Universities are reportedly failing to capture answers generated by OpenAI’s popular AI chatbot ChatGPT in their exams, often resulting in students receiving higher marks than their classmates who submit real answers.

A staggering 94% of university exam submissions made via ChatGPT for psychology degrees went undetected as being AI-generated, a study found. report by New Scientist.

Professor Peter Scarfe of the University of Reading and his colleagues used ChatGPT to create answers to 63 test questions for the school’s psychology department, then submitted the AI-generated answers as 33 fake students for an exam that students were allowed to take from home.

Exam graders were not informed that among the real students were 33 fake students who had submitted AI-generated work, and Scarfe and his colleagues found that only 6% of the AI-generated submissions were correctly flagged.

“On average, the AI’s answers received higher marks than real student submissions,” Scarfe says. “Current AI tends to struggle with more abstract reasoning and synthesising information.”

They also found that AI-generated answers were 83.4 percent likely to receive a higher score than students who submitted real assignments.

The researchers claim that their experiment is the largest and most extensive study to date.

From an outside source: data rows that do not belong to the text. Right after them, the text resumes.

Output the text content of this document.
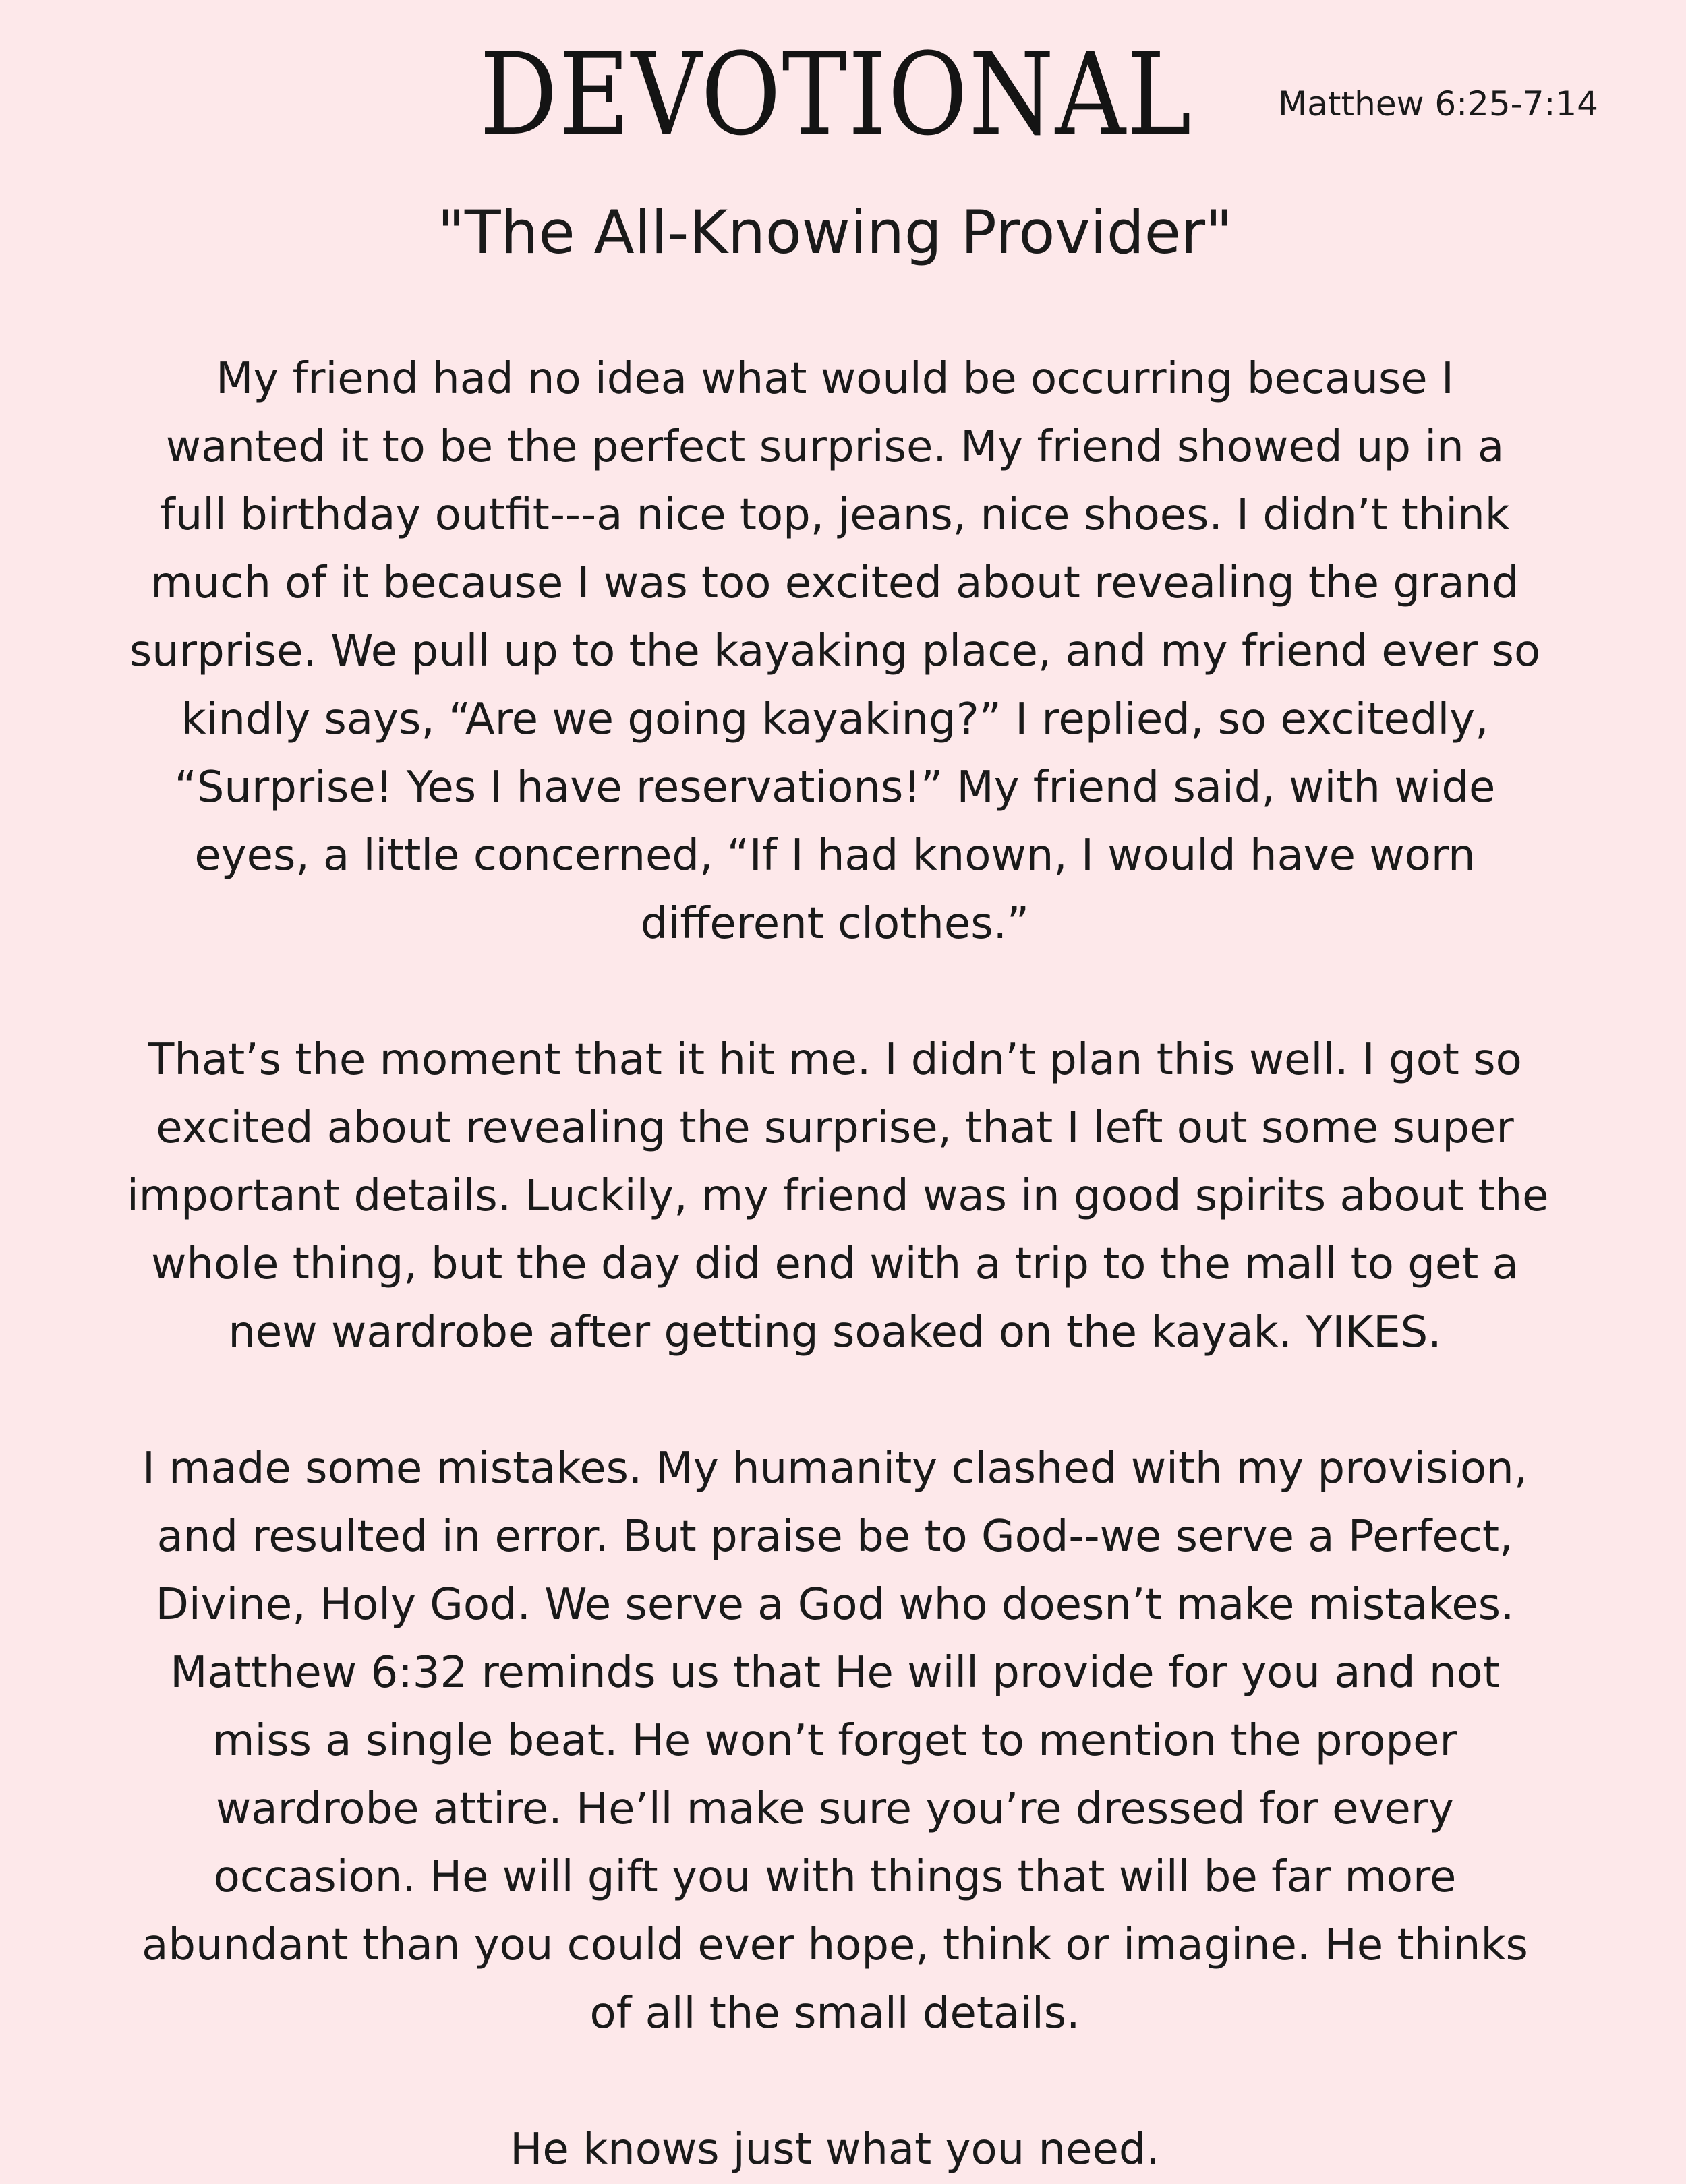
DEVOTIONAL	Matthew 6:25-7:14
"The All-Knowing Provider"
My friend had no idea what would be occurring because I
wanted it to be the perfect surprise. My friend showed up in a
full birthday outfit---a nice top, jeans, nice shoes. I didn’t think
much of it because I was too excited about revealing the grand
surprise. We pull up to the kayaking place, and my friend ever so
kindly says, “Are we going kayaking?” I replied, so excitedly,
“Surprise! Yes I have reservations!” My friend said, with wide
eyes, a little concerned, “If I had known, I would have worn
different clothes.”
That’s the moment that it hit me. I didn’t plan this well. I got so
excited about revealing the surprise, that I left out some super
important details. Luckily, my friend was in good spirits about the
whole thing, but the day did end with a trip to the mall to get a
new wardrobe after getting soaked on the kayak. YIKES.
I made some mistakes. My humanity clashed with my provision,
and resulted in error. But praise be to God--we serve a Perfect,
Divine, Holy God. We serve a God who doesn’t make mistakes.
Matthew 6:32 reminds us that He will provide for you and not
miss a single beat. He won’t forget to mention the proper
wardrobe attire. He’ll make sure you’re dressed for every
occasion. He will gift you with things that will be far more
abundant than you could ever hope, think or imagine. He thinks
of all the small details.
He knows just what you need.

Although the study only looked at studies relating to psychology degrees at the University of Reading, Scarfe says the findings should be of concern to the wider academic community.

“There is no reason to think that similar problems wouldn’t arise in other subjects,” he said.

“The results are exactly what I would have expected: we’ve shown that generative AI can generate plausible answers to simple, constrained text questions,” said Thomas Lancaster, a senior educational research fellow at Imperial College London.

Lancaster also noted that unproctored exams are always open to cheating.

“It’s highly unlikely that a time-constrained grader of short-answer questions would bring up a case of AI cheating on a whim,” Lancaster added. “This institution can’t be the only one where this is happening.”

Meanwhile, Scarfe believes it will be nearly impossible to capture AI-generated submissions at their source. “I think the whole industry needs to wake up to the fact that we need to incorporate AI into the assessments that we give to students,” he says.

As reported by Breitbart News, the data shows ChatGPT is primarily used to cheat on homework, and its use dropped significantly over the summer, only to rise again as Americans returned to school.

Last year, students in an elite academic program at a Florida high school were accused of cheating by using ChatGPT to write essays.